Vor 25 Jahren: Die US-Armee zieht sich aus Fürth zurück

19.12.2020, 06:00 Uhr
Vor 25 Jahren: Die US-Armee zieht sich aus Fürth zurück

© Foto: Hans-Joachim Winckler

Es war ein unangenehm feuchtkalter Winternachmittag, Nieselregen fiel, die Temperatur lag knapp über dem Gefrierpunkt – nicht gerade anheimelnde Bedingungen für den historischen Akt, den es an diesem 19. Dezember des Jahres 1995 auf dem Exerzierplatz der William-O.-Darby-Kaserne in der Südstadt zu begehen galt.

Das Sternenbanner wurde hier zum letzten Mal eingeholt, Fürths damaligem Oberbürgermeister Uwe Lichtenberg ein symbolischer Schlüssel für die Liegenschaften übergeben – nach 50 Jahren endete damit die Präsenz der US-Armee in Fürth.

Vor 25 Jahren: Die US-Armee zieht sich aus Fürth zurück

© Foto: Dietmar Bruckner

Von "zwiespältigen Gefühlen" sprach der OB, reichlich Wehmut schwang mit, als US-Brigadegeneral George Harmeyer den Verlust vieler Verbindungen bedauerte: "Wir werden die Möglichkeit vermissen, hier leben und arbeiten zu können." In der Spitze waren 20 000 US-Soldaten in Fürth stationiert, sie prägten mit ihrer Infrastruktur, darunter Kino, eigene Wohnviertel und Einkaufsmärkte, Stadtbild und Alltag mit.

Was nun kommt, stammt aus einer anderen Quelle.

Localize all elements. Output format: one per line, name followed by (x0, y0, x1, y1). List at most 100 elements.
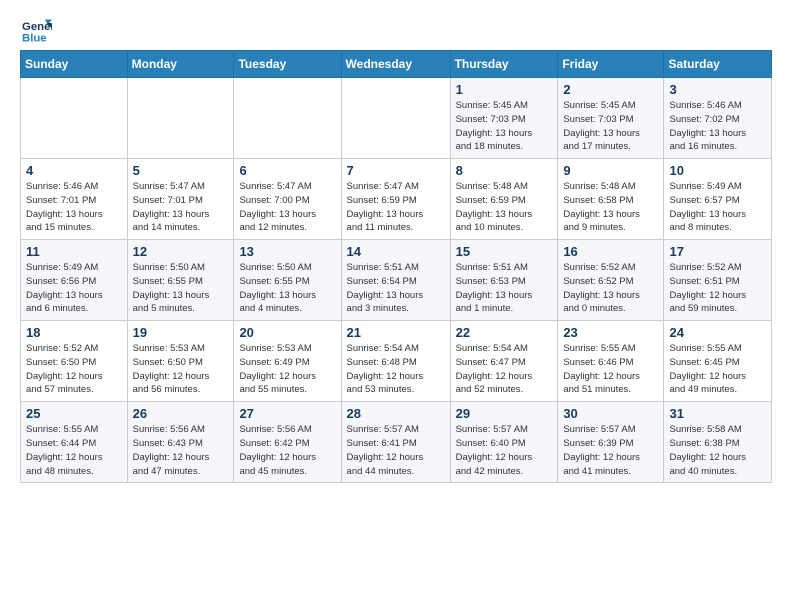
calendar-cell: 26 Sunrise: 5:56 AM Sunset: 6:43 PM Dayli… (127, 402, 234, 483)
calendar-cell: 17Sunrise: 5:52 AM Sunset: 6:51 PM Dayli… (664, 240, 772, 321)
calendar-table: SundayMondayTuesdayWednesdayThursdayFrid… (20, 50, 772, 483)
day-number: 24 (669, 325, 766, 340)
day-number: 21 (347, 325, 445, 340)
day-number: 25 (26, 406, 122, 421)
calendar-cell: 19 Sunrise: 5:53 AM Sunset: 6:50 PM Dayli… (127, 321, 234, 402)
day-detail: Sunrise: 5:54 AM Sunset: 6:48 PM Dayligh… (347, 342, 445, 397)
day-number: 23 (563, 325, 658, 340)
day-number: 8 (456, 163, 553, 178)
calendar-cell: 29 Sunrise: 5:57 AM Sunset: 6:40 PM Dayli… (450, 402, 558, 483)
calendar-cell: 6 Sunrise: 5:47 AM Sunset: 7:00 PM Daylig… (234, 159, 341, 240)
weekday-header-tuesday: Tuesday (234, 51, 341, 78)
calendar-week-1: 1 Sunrise: 5:45 AM Sunset: 7:03 PM Daylig… (21, 78, 772, 159)
calendar-cell: 22 Sunrise: 5:54 AM Sunset: 6:47 PM Dayli… (450, 321, 558, 402)
day-number: 19 (133, 325, 229, 340)
calendar-cell (21, 78, 128, 159)
calendar-cell: 30 Sunrise: 5:57 AM Sunset: 6:39 PM Dayli… (558, 402, 664, 483)
day-number: 11 (26, 244, 122, 259)
day-number: 15 (456, 244, 553, 259)
day-number: 5 (133, 163, 229, 178)
calendar-cell: 31 Sunrise: 5:58 AM Sunset: 6:38 PM Dayli… (664, 402, 772, 483)
day-number: 16 (563, 244, 658, 259)
day-detail: Sunrise: 5:45 AM Sunset: 7:03 PM Dayligh… (563, 99, 658, 154)
day-number: 31 (669, 406, 766, 421)
day-detail: Sunrise: 5:46 AM Sunset: 7:02 PM Dayligh… (669, 99, 766, 154)
day-detail: Sunrise: 5:57 AM Sunset: 6:40 PM Dayligh… (456, 423, 553, 478)
day-number: 22 (456, 325, 553, 340)
day-detail: Sunrise: 5:47 AM Sunset: 7:01 PM Dayligh… (133, 180, 229, 235)
day-detail: Sunrise: 5:45 AM Sunset: 7:03 PM Dayligh… (456, 99, 553, 154)
day-detail: Sunrise: 5:49 AM Sunset: 6:57 PM Dayligh… (669, 180, 766, 235)
day-number: 27 (239, 406, 335, 421)
calendar-cell: 7Sunrise: 5:47 AM Sunset: 6:59 PM Daylig… (341, 159, 450, 240)
day-detail: Sunrise: 5:56 AM Sunset: 6:43 PM Dayligh… (133, 423, 229, 478)
calendar-week-5: 25Sunrise: 5:55 AM Sunset: 6:44 PM Dayli… (21, 402, 772, 483)
calendar-cell: 8Sunrise: 5:48 AM Sunset: 6:59 PM Daylig… (450, 159, 558, 240)
day-number: 18 (26, 325, 122, 340)
day-number: 9 (563, 163, 658, 178)
calendar-cell (127, 78, 234, 159)
day-detail: Sunrise: 5:52 AM Sunset: 6:52 PM Dayligh… (563, 261, 658, 316)
weekday-header-sunday: Sunday (21, 51, 128, 78)
calendar-cell: 28 Sunrise: 5:57 AM Sunset: 6:41 PM Dayli… (341, 402, 450, 483)
day-number: 30 (563, 406, 658, 421)
weekday-header-row: SundayMondayTuesdayWednesdayThursdayFrid… (21, 51, 772, 78)
logo-icon: General Blue (20, 16, 52, 44)
calendar-week-3: 11 Sunrise: 5:49 AM Sunset: 6:56 PM Dayli… (21, 240, 772, 321)
calendar-cell: 14Sunrise: 5:51 AM Sunset: 6:54 PM Dayli… (341, 240, 450, 321)
calendar-cell: 27 Sunrise: 5:56 AM Sunset: 6:42 PM Dayli… (234, 402, 341, 483)
day-number: 2 (563, 82, 658, 97)
day-detail: Sunrise: 5:46 AM Sunset: 7:01 PM Dayligh… (26, 180, 122, 235)
calendar-cell: 3 Sunrise: 5:46 AM Sunset: 7:02 PM Daylig… (664, 78, 772, 159)
calendar-cell: 23 Sunrise: 5:55 AM Sunset: 6:46 PM Dayli… (558, 321, 664, 402)
day-number: 3 (669, 82, 766, 97)
day-number: 10 (669, 163, 766, 178)
day-number: 6 (239, 163, 335, 178)
day-number: 28 (347, 406, 445, 421)
day-detail: Sunrise: 5:58 AM Sunset: 6:38 PM Dayligh… (669, 423, 766, 478)
calendar-cell: 18 Sunrise: 5:52 AM Sunset: 6:50 PM Dayli… (21, 321, 128, 402)
calendar-cell (341, 78, 450, 159)
day-detail: Sunrise: 5:57 AM Sunset: 6:39 PM Dayligh… (563, 423, 658, 478)
day-detail: Sunrise: 5:47 AM Sunset: 7:00 PM Dayligh… (239, 180, 335, 235)
day-number: 20 (239, 325, 335, 340)
day-detail: Sunrise: 5:47 AM Sunset: 6:59 PM Dayligh… (347, 180, 445, 235)
day-detail: Sunrise: 5:53 AM Sunset: 6:50 PM Dayligh… (133, 342, 229, 397)
calendar-cell: 5 Sunrise: 5:47 AM Sunset: 7:01 PM Daylig… (127, 159, 234, 240)
day-detail: Sunrise: 5:50 AM Sunset: 6:55 PM Dayligh… (133, 261, 229, 316)
day-number: 17 (669, 244, 766, 259)
day-number: 13 (239, 244, 335, 259)
day-number: 12 (133, 244, 229, 259)
weekday-header-saturday: Saturday (664, 51, 772, 78)
svg-text:Blue: Blue (22, 32, 47, 44)
weekday-header-wednesday: Wednesday (341, 51, 450, 78)
weekday-header-thursday: Thursday (450, 51, 558, 78)
day-number: 1 (456, 82, 553, 97)
day-number: 26 (133, 406, 229, 421)
calendar-week-2: 4Sunrise: 5:46 AM Sunset: 7:01 PM Daylig… (21, 159, 772, 240)
day-detail: Sunrise: 5:56 AM Sunset: 6:42 PM Dayligh… (239, 423, 335, 478)
calendar-cell: 24Sunrise: 5:55 AM Sunset: 6:45 PM Dayli… (664, 321, 772, 402)
day-detail: Sunrise: 5:48 AM Sunset: 6:58 PM Dayligh… (563, 180, 658, 235)
calendar-cell: 9 Sunrise: 5:48 AM Sunset: 6:58 PM Daylig… (558, 159, 664, 240)
calendar-week-4: 18 Sunrise: 5:52 AM Sunset: 6:50 PM Dayli… (21, 321, 772, 402)
calendar-cell: 25Sunrise: 5:55 AM Sunset: 6:44 PM Dayli… (21, 402, 128, 483)
day-detail: Sunrise: 5:55 AM Sunset: 6:46 PM Dayligh… (563, 342, 658, 397)
calendar-cell: 21 Sunrise: 5:54 AM Sunset: 6:48 PM Dayli… (341, 321, 450, 402)
day-detail: Sunrise: 5:54 AM Sunset: 6:47 PM Dayligh… (456, 342, 553, 397)
calendar-cell: 15Sunrise: 5:51 AM Sunset: 6:53 PM Dayli… (450, 240, 558, 321)
day-detail: Sunrise: 5:50 AM Sunset: 6:55 PM Dayligh… (239, 261, 335, 316)
weekday-header-friday: Friday (558, 51, 664, 78)
calendar-cell (234, 78, 341, 159)
calendar-cell: 16 Sunrise: 5:52 AM Sunset: 6:52 PM Dayli… (558, 240, 664, 321)
day-detail: Sunrise: 5:52 AM Sunset: 6:50 PM Dayligh… (26, 342, 122, 397)
day-number: 29 (456, 406, 553, 421)
calendar-cell: 12 Sunrise: 5:50 AM Sunset: 6:55 PM Dayli… (127, 240, 234, 321)
day-number: 14 (347, 244, 445, 259)
day-detail: Sunrise: 5:57 AM Sunset: 6:41 PM Dayligh… (347, 423, 445, 478)
calendar-cell: 4Sunrise: 5:46 AM Sunset: 7:01 PM Daylig… (21, 159, 128, 240)
weekday-header-monday: Monday (127, 51, 234, 78)
calendar-cell: 20Sunrise: 5:53 AM Sunset: 6:49 PM Dayli… (234, 321, 341, 402)
day-detail: Sunrise: 5:49 AM Sunset: 6:56 PM Dayligh… (26, 261, 122, 316)
calendar-cell: 2 Sunrise: 5:45 AM Sunset: 7:03 PM Daylig… (558, 78, 664, 159)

Durchaus hoffnungsvoll wählte Harmeyer als Abschiedsformel ein "Auf Wiedersehen".

Heute erstreckt sich dort, wo vor 25 Jahren die Abschiedszeremonie über die Bühne ging, der schmucke Südstadtpark, kaum jemand verschwendet hier noch einen Gedanken an Besatzung, Militär oder gar Krieg: Eine Musikschule gibt den Ton an, eine Hochschule ebnet jungen Menschen den Weg, Väter kicken mit ihren Kindern, Familien lassen sich in der warmen Jahreszeit zu Picknick oder Sonnenbad nieder. "Make love, not war" – der Hippie-Wunsch der 60er Jahre scheint hier sich hier zu erfüllen.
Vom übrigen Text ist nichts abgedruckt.